An arbitration panel has ruled in favor of two Iranian banks in a financial dispute over the 2015 closing of a Bahraini financial institution accused of helping Iran skirt U.S. and U.N. economic sanctions.

The Hague-based tribunal’s three arbitrators ordered the government of Bahrain to pay more than $270 million in compensation for losses and legal fees stemming from its decision to close Future Bank, an institution co-founded by Iranians and linked by Bahraini officials to money-laundering and other illicit practices.

While acknowledging that infractions had occurred, the panel concluded that Bahrain’s enforcement measures violated its own banking policies and regulations and were motivated primarily by politics — a “contrived agenda of political retribution” that reflected regional animosities against Iran, according to a copy of the panel’s ruling reviewed by The Washington Post.
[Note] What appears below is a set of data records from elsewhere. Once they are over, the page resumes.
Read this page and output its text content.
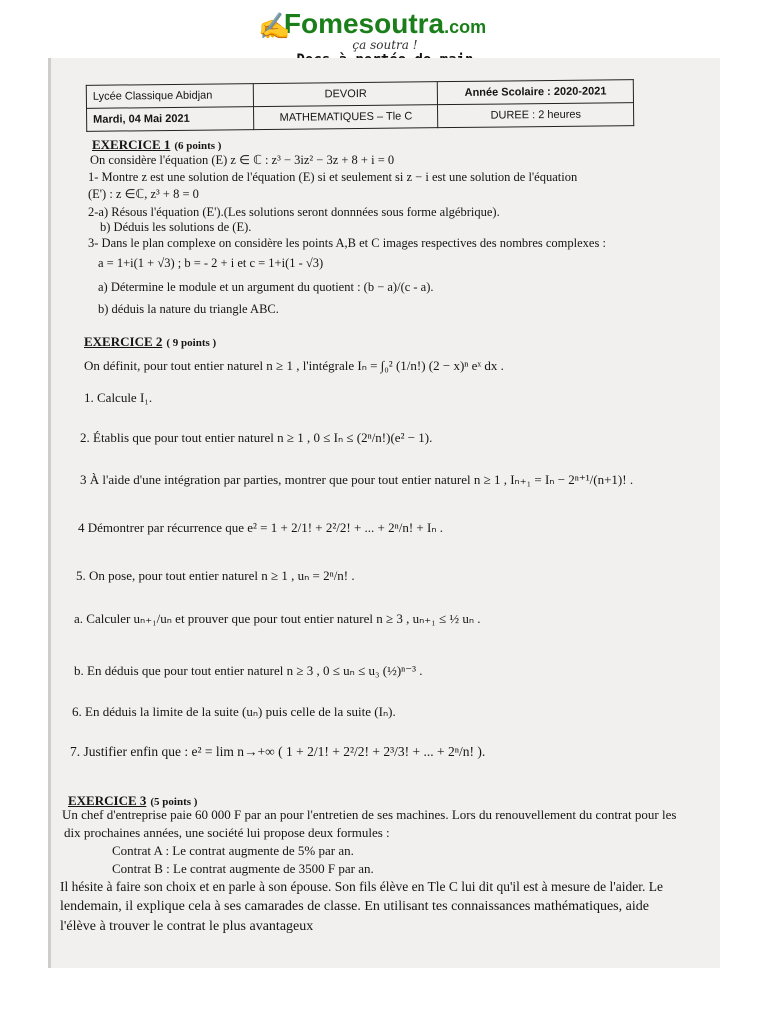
✍
Fomesoutra.com
ça soutra !
Lycée Classique Abidjan	DEVOIR	Année Scolaire : 2020-2021
Mardi, 04 Mai 2021	MATHEMATIQUES – Tle C	DUREE : 2 heures
EXERCICE 1 (6 points )
On considère l'équation (E) z ∈ ℂ : z³ − 3iz² − 3z + 8 + i = 0
1- Montre z est une solution de l'équation (E) si et seulement si z − i est une solution de l'équation
(E') : z ∈ℂ, z³ + 8 = 0
2-a) Résous l'équation (E').(Les solutions seront donnnées sous forme algébrique).
b) Déduis les solutions de (E).
3- Dans le plan complexe on considère les points A,B et C images respectives des nombres complexes :
a = 1+i(1 + √3) ; b = - 2 + i et c = 1+i(1 - √3)
a) Détermine le module et un argument du quotient : (b − a)/(c - a).
b) déduis la nature du triangle ABC.
EXERCICE 2 ( 9 points )
On définit, pour tout entier naturel n ≥ 1 , l'intégrale Iₙ = ∫₀² (1/n!) (2 − x)ⁿ eˣ dx .
1. Calcule I₁.
2. Établis que pour tout entier naturel n ≥ 1 , 0 ≤ Iₙ ≤ (2ⁿ/n!)(e² − 1).
3 À l'aide d'une intégration par parties, montrer que pour tout entier naturel n ≥ 1 , Iₙ₊₁ = Iₙ − 2ⁿ⁺¹/(n+1)! .
4 Démontrer par récurrence que e² = 1 + 2/1! + 2²/2! + ... + 2ⁿ/n! + Iₙ .
5. On pose, pour tout entier naturel n ≥ 1 , uₙ = 2ⁿ/n! .
a. Calculer uₙ₊₁/uₙ et prouver que pour tout entier naturel n ≥ 3 , uₙ₊₁ ≤ ½ uₙ .
b. En déduis que pour tout entier naturel n ≥ 3 , 0 ≤ uₙ ≤ u₃ (½)ⁿ⁻³ .
6. En déduis la limite de la suite (uₙ) puis celle de la suite (Iₙ).
7. Justifier enfin que : e² = lim n→+∞ ( 1 + 2/1! + 2²/2! + 2³/3! + ... + 2ⁿ/n! ).
EXERCICE 3 (5 points )
Un chef d'entreprise paie 60 000 F par an pour l'entretien de ses machines. Lors du renouvellement du contrat pour les
dix prochaines années, une société lui propose deux formules :
Contrat A : Le contrat augmente de 5% par an.
Contrat B : Le contrat augmente de 3500 F par an.
Il hésite à faire son choix et en parle à son épouse. Son fils élève en Tle C lui dit qu'il est à mesure de l'aider. Le
lendemain, il explique cela à ses camarades de classe. En utilisant tes connaissances mathématiques, aide
l'élève à trouver le contrat le plus avantageux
…But the panel concluded that Bahrain’s actions against Future Bank “were not genuine regulatory measures aimed at addressing Future Bank’s illegal conduct,” according to the copy of the decision seen by The Post.

Rather, the closing of the bank amounted to an “expropriation” of the Iranian banks’ money, without due consideration of less-punitive measures, the panel said. The arbitrators appeared skeptical over whether U.S. and U.N. sanctions against Iran were binding in all cases on Bahraini bank regulators.